39577 Woodward Avenue, Suite 300
Bloomfield Hills, MI 48304

 

WWW.DYKEMA.COM

 

Tel: (248) 203-0700
Fax: (248) 203-0763

 

 

November 29, 2013

 

 

 

Aastrom Biosciences, Inc.

Domino’s Farms, Lobby K

24 Frank Lloyd Wright Drive

Ann Arbor, MI  48105

 

Ladies and Gentlemen:

 

We have acted as special counsel to Aastrom Biosciences Inc., a Michigan corporation (the “Company”), in connection with the filing with the Securities and Exchange Commission (the “Commission”) of a prospectus supplement (the “Prospectus Supplement”) to the Company’s registration statement on Form S-3 (Registration No. 333-174945), as amended to date (the “Registration Statement”), under the Securities Act of 1933, as amended (the “Act”).  The Prospectus Supplement relates to the issuance and sale from time to time by the Company through MLV & Co.
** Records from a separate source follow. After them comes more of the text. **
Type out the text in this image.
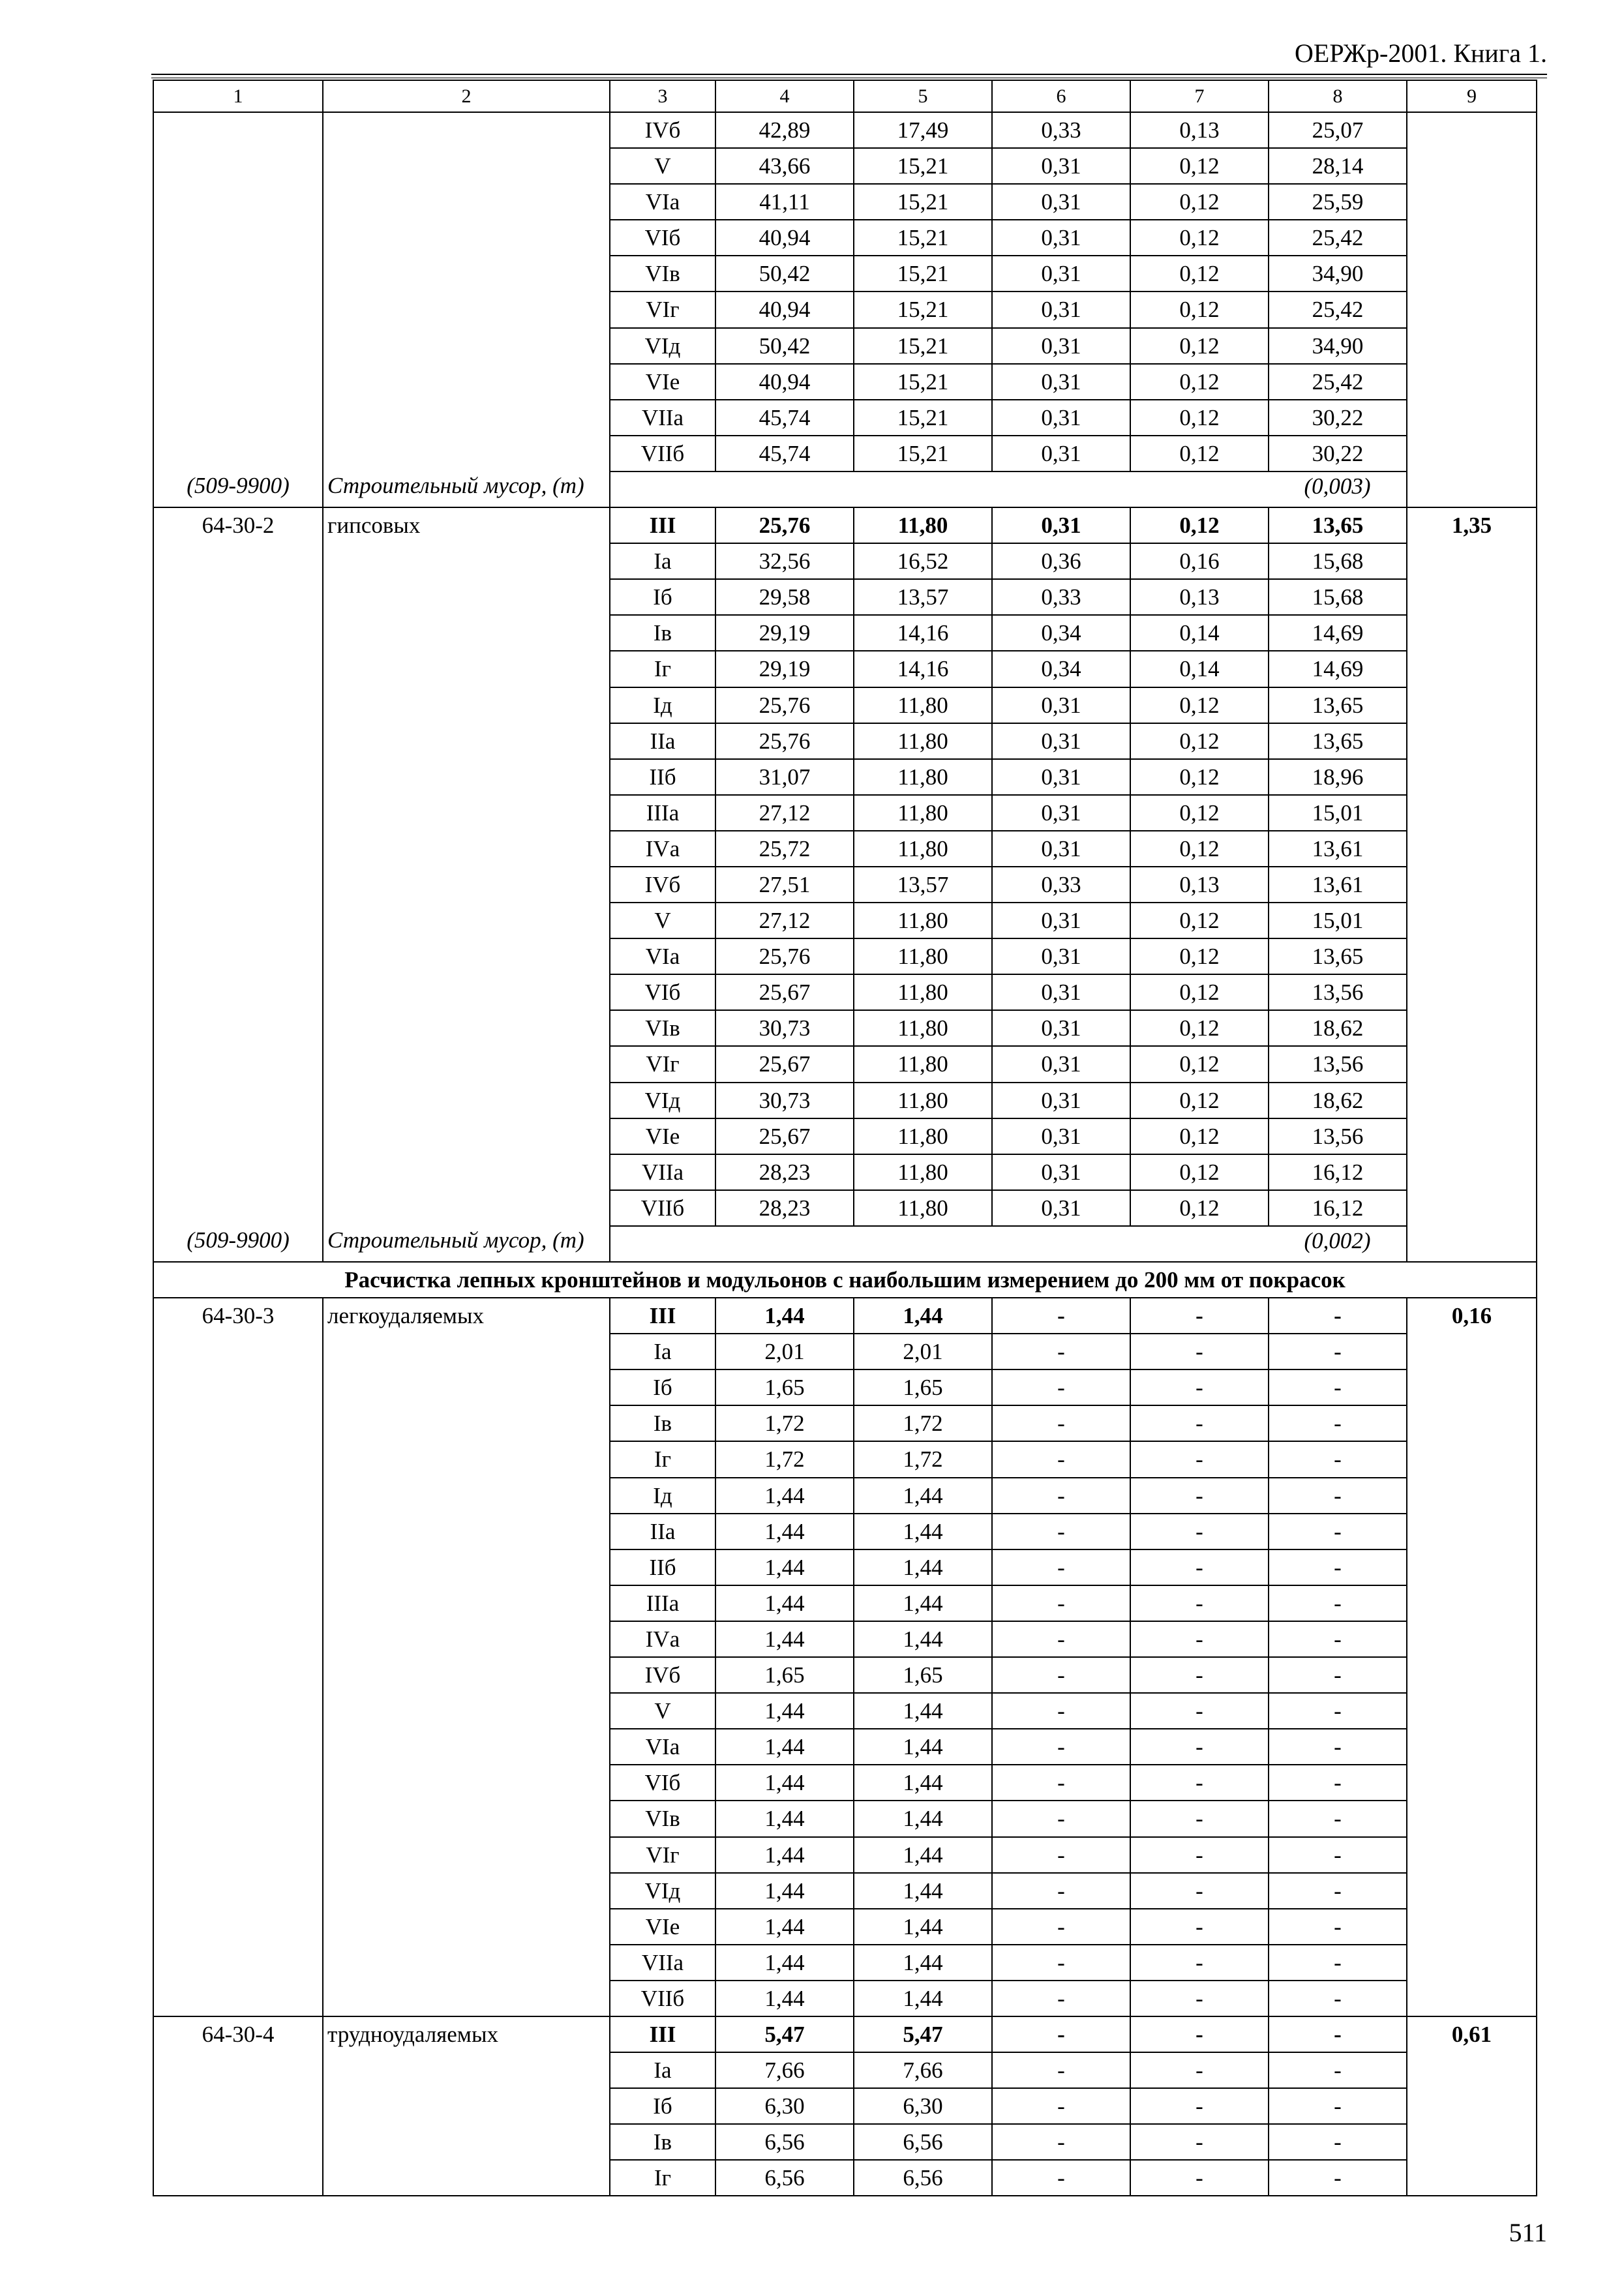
ОЕРЖр-2001. Книга 1.
1	2	3	4	5	6	7	8	9
		IVб	42,89	17,49	0,33	0,13	25,07	
		V	43,66	15,21	0,31	0,12	28,14	
		VIа	41,11	15,21	0,31	0,12	25,59	
		VIб	40,94	15,21	0,31	0,12	25,42	
		VIв	50,42	15,21	0,31	0,12	34,90	
		VIг	40,94	15,21	0,31	0,12	25,42	
		VIд	50,42	15,21	0,31	0,12	34,90	
		VIе	40,94	15,21	0,31	0,12	25,42	
		VIIа	45,74	15,21	0,31	0,12	30,22	
		VIIб	45,74	15,21	0,31	0,12	30,22	
(509-9900)	Строительный мусор, (т)						(0,003)	
64-30-2	гипсовых	III	25,76	11,80	0,31	0,12	13,65	1,35
		Iа	32,56	16,52	0,36	0,16	15,68	
		Iб	29,58	13,57	0,33	0,13	15,68	
		Iв	29,19	14,16	0,34	0,14	14,69	
		Iг	29,19	14,16	0,34	0,14	14,69	
		Iд	25,76	11,80	0,31	0,12	13,65	
		IIа	25,76	11,80	0,31	0,12	13,65	
		IIб	31,07	11,80	0,31	0,12	18,96	
		IIIа	27,12	11,80	0,31	0,12	15,01	
		IVа	25,72	11,80	0,31	0,12	13,61	
		IVб	27,51	13,57	0,33	0,13	13,61	
		V	27,12	11,80	0,31	0,12	15,01	
		VIа	25,76	11,80	0,31	0,12	13,65	
		VIб	25,67	11,80	0,31	0,12	13,56	
		VIв	30,73	11,80	0,31	0,12	18,62	
		VIг	25,67	11,80	0,31	0,12	13,56	
		VIд	30,73	11,80	0,31	0,12	18,62	
		VIе	25,67	11,80	0,31	0,12	13,56	
		VIIа	28,23	11,80	0,31	0,12	16,12	
		VIIб	28,23	11,80	0,31	0,12	16,12	
(509-9900)	Строительный мусор, (т)						(0,002)	
Расчистка лепных кронштейнов и модульонов с наибольшим измерением до 200 мм от покрасок								
64-30-3	легкоудаляемых	III	1,44	1,44	-	-	-	0,16
		Iа	2,01	2,01	-	-	-	
		Iб	1,65	1,65	-	-	-	
		Iв	1,72	1,72	-	-	-	
		Iг	1,72	1,72	-	-	-	
		Iд	1,44	1,44	-	-	-	
		IIа	1,44	1,44	-	-	-	
		IIб	1,44	1,44	-	-	-	
		IIIа	1,44	1,44	-	-	-	
		IVа	1,44	1,44	-	-	-	
		IVб	1,65	1,65	-	-	-	
		V	1,44	1,44	-	-	-	
		VIа	1,44	1,44	-	-	-	
		VIб	1,44	1,44	-	-	-	
		VIв	1,44	1,44	-	-	-	
		VIг	1,44	1,44	-	-	-	
		VIд	1,44	1,44	-	-	-	
		VIе	1,44	1,44	-	-	-	
		VIIа	1,44	1,44	-	-	-	
		VIIб	1,44	1,44	-	-	-	
64-30-4	трудноудаляемых	III	5,47	5,47	-	-	-	0,61
		Iа	7,66	7,66	-	-	-	
		Iб	6,30	6,30	-	-	-	
		Iв	6,56	6,56	-	-	-	
		Iг	6,56	6,56	-	-	-	
511
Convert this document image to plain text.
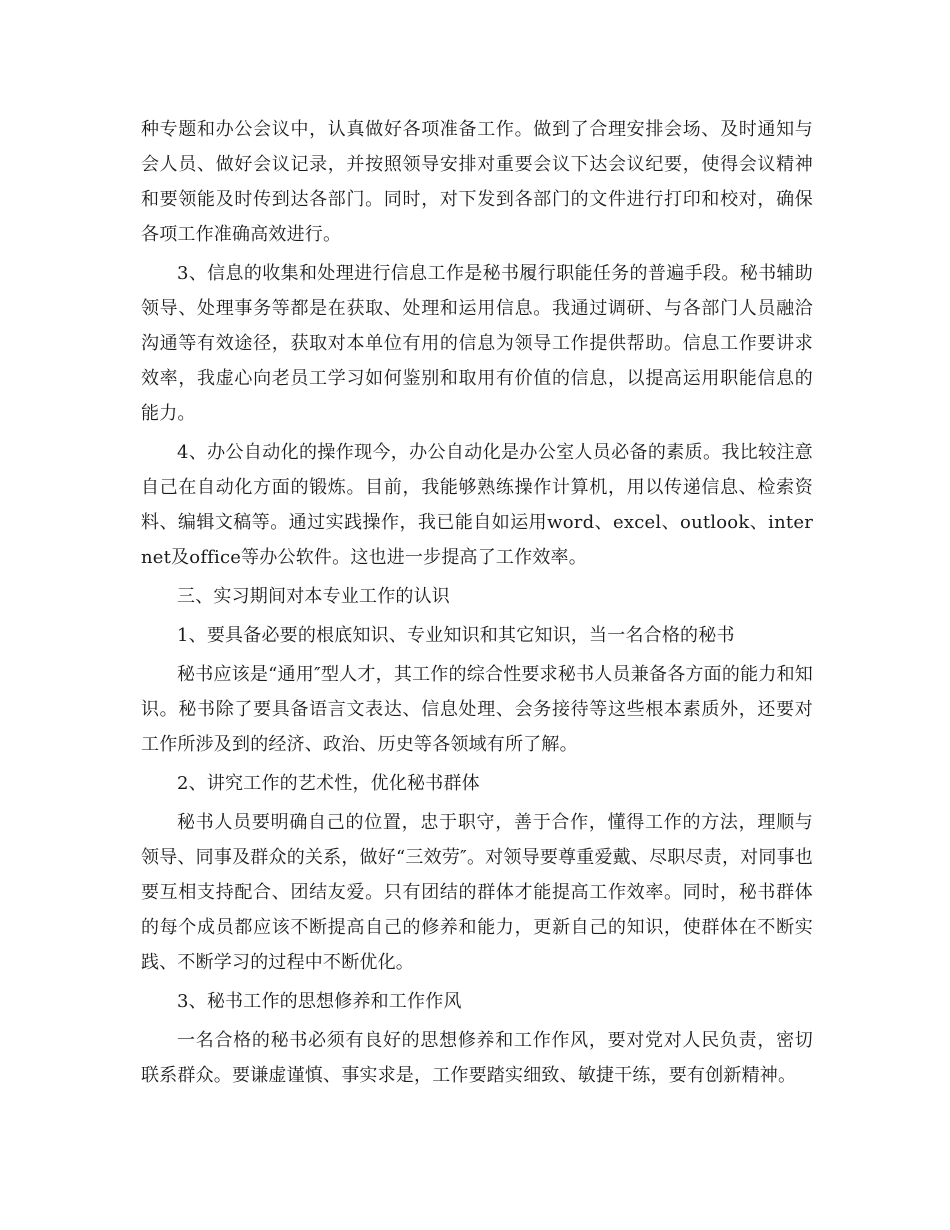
种专题和办公会议中，认真做好各项准备工作。做到了合理安排会场、及时通知与会人员、做好会议记录，并按照领导安排对重要会议下达会议纪要，使得会议精神和要领能及时传到达各部门。同时，对下发到各部门的文件进行打印和校对，确保各项工作准确高效进行。

3、信息的收集和处理进行信息工作是秘书履行职能任务的普遍手段。秘书辅助领导、处理事务等都是在获取、处理和运用信息。我通过调研、与各部门人员融洽沟通等有效途径，获取对本单位有用的信息为领导工作提供帮助。信息工作要讲求效率，我虚心向老员工学习如何鉴别和取用有价值的信息，以提高运用职能信息的能力。

4、办公自动化的操作现今，办公自动化是办公室人员必备的素质。我比较注意自己在自动化方面的锻炼。目前，我能够熟练操作计算机，用以传递信息、检索资料、编辑文稿等。通过实践操作，我已能自如运用word、excel、outlook、internet及office等办公软件。这也进一步提高了工作效率。

三、实习期间对本专业工作的认识

1、要具备必要的根底知识、专业知识和其它知识，当一名合格的秘书

秘书应该是“通用″型人才，其工作的综合性要求秘书人员兼备各方面的能力和知识。秘书除了要具备语言文表达、信息处理、会务接待等这些根本素质外，还要对工作所涉及到的经济、政治、历史等各领域有所了解。

2、讲究工作的艺术性，优化秘书群体

秘书人员要明确自己的位置，忠于职守，善于合作，懂得工作的方法，理顺与领导、同事及群众的关系，做好“三效劳″。对领导要尊重爱戴、尽职尽责，对同事也要互相支持配合、团结友爱。只有团结的群体才能提高工作效率。同时，秘书群体的每个成员都应该不断提高自己的修养和能力，更新自己的知识，使群体在不断实践、不断学习的过程中不断优化。

3、秘书工作的思想修养和工作作风

一名合格的秘书必须有良好的思想修养和工作作风，要对党对人民负责，密切联系群众。要谦虚谨慎、事实求是，工作要踏实细致、敏捷干练，要有创新精神。
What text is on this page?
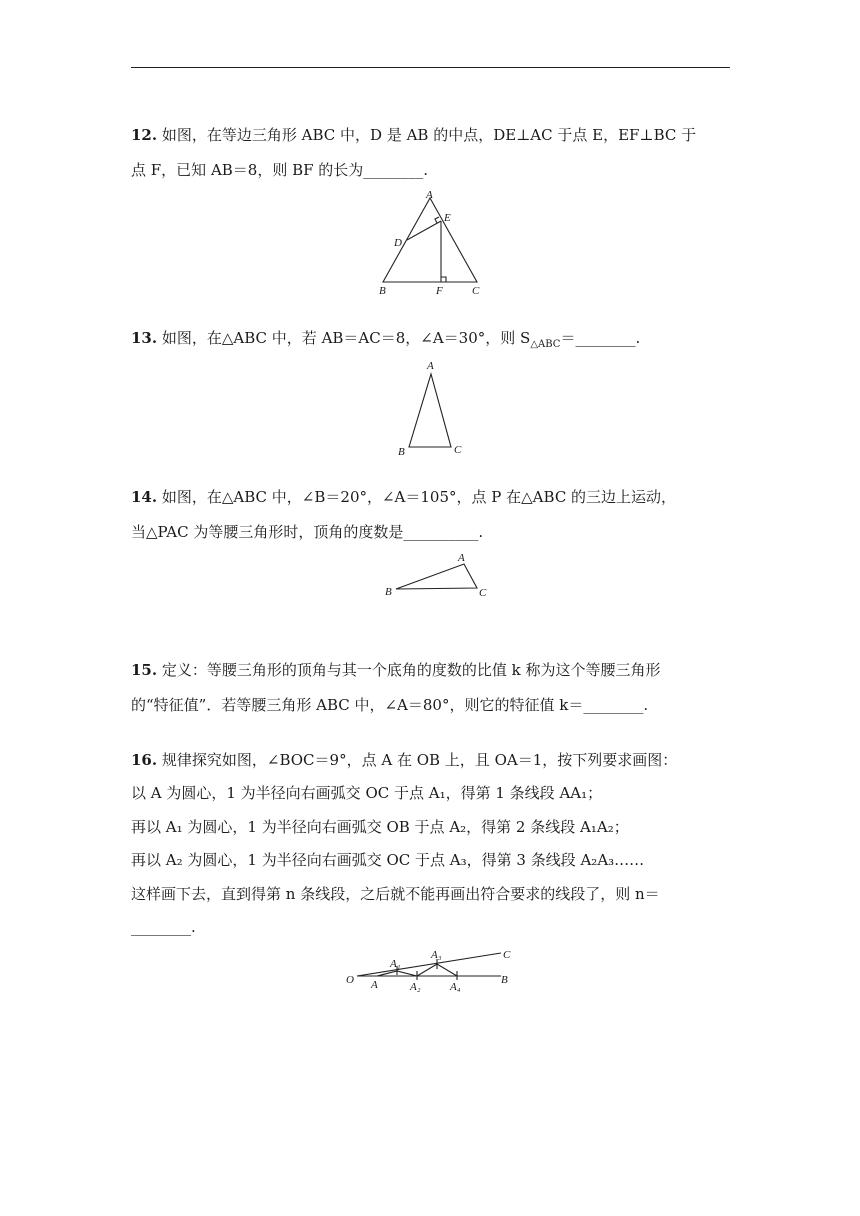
12. 如图，在等边三角形 ABC 中，D 是 AB 的中点，DE⊥AC 于点 E，EF⊥BC 于
点 F，已知 AB＝8，则 BF 的长为________.
A
E
D
B	F	C
13. 如图，在△ABC 中，若 AB＝AC＝8，∠A＝30°，则 $S_{\triangle ABC}=\_\_\_\_\_\_\_\_$.
A
B	C
14. 如图，在△ABC 中，∠B＝20°，∠A＝105°，点 P 在△ABC 的三边上运动，
当△PAC 为等腰三角形时，顶角的度数是__________.
A
B	C
15. 定义：等腰三角形的顶角与其一个底角的度数的比值 k 称为这个等腰三角形
的“特征值”．若等腰三角形 ABC 中，∠A＝80°，则它的特征值 k＝________.
16. 规律探究如图，∠BOC＝9°，点 A 在 OB 上，且 OA＝1，按下列要求画图：
以 A 为圆心，1 为半径向右画弧交 OC 于点 A₁，得第 1 条线段 AA₁；
再以 A₁ 为圆心，1 为半径向右画弧交 OB 于点 A₂，得第 2 条线段 A₁A₂；
再以 A₂ 为圆心，1 为半径向右画弧交 OC 于点 A₃，得第 3 条线段 A₂A₃……
这样画下去，直到得第 n 条线段，之后就不能再画出符合要求的线段了，则 n＝
________.
O A
A₁
A₂
A₃
A₄
B
C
LLC, acting as agent and/or principal (the “Sales Agent”) of up to $6,153,000 in the aggregate offering price of shares (the “Shares”) of common stock of the Company, no par value per share (the “Common Stock”), pursuant to that certain at-the-market sales agreement, dated June 16, 2011, as amended by Amendment No. 1 on November 29, 2013 (as amended, the “Sales Agreement”), by and between the Company and MLV.  The term “Shares” shall include any additional shares of common stock registered by the Company pursuant to Rule 462(b) under the Act in connection with the offering contemplated by the Registration Statement.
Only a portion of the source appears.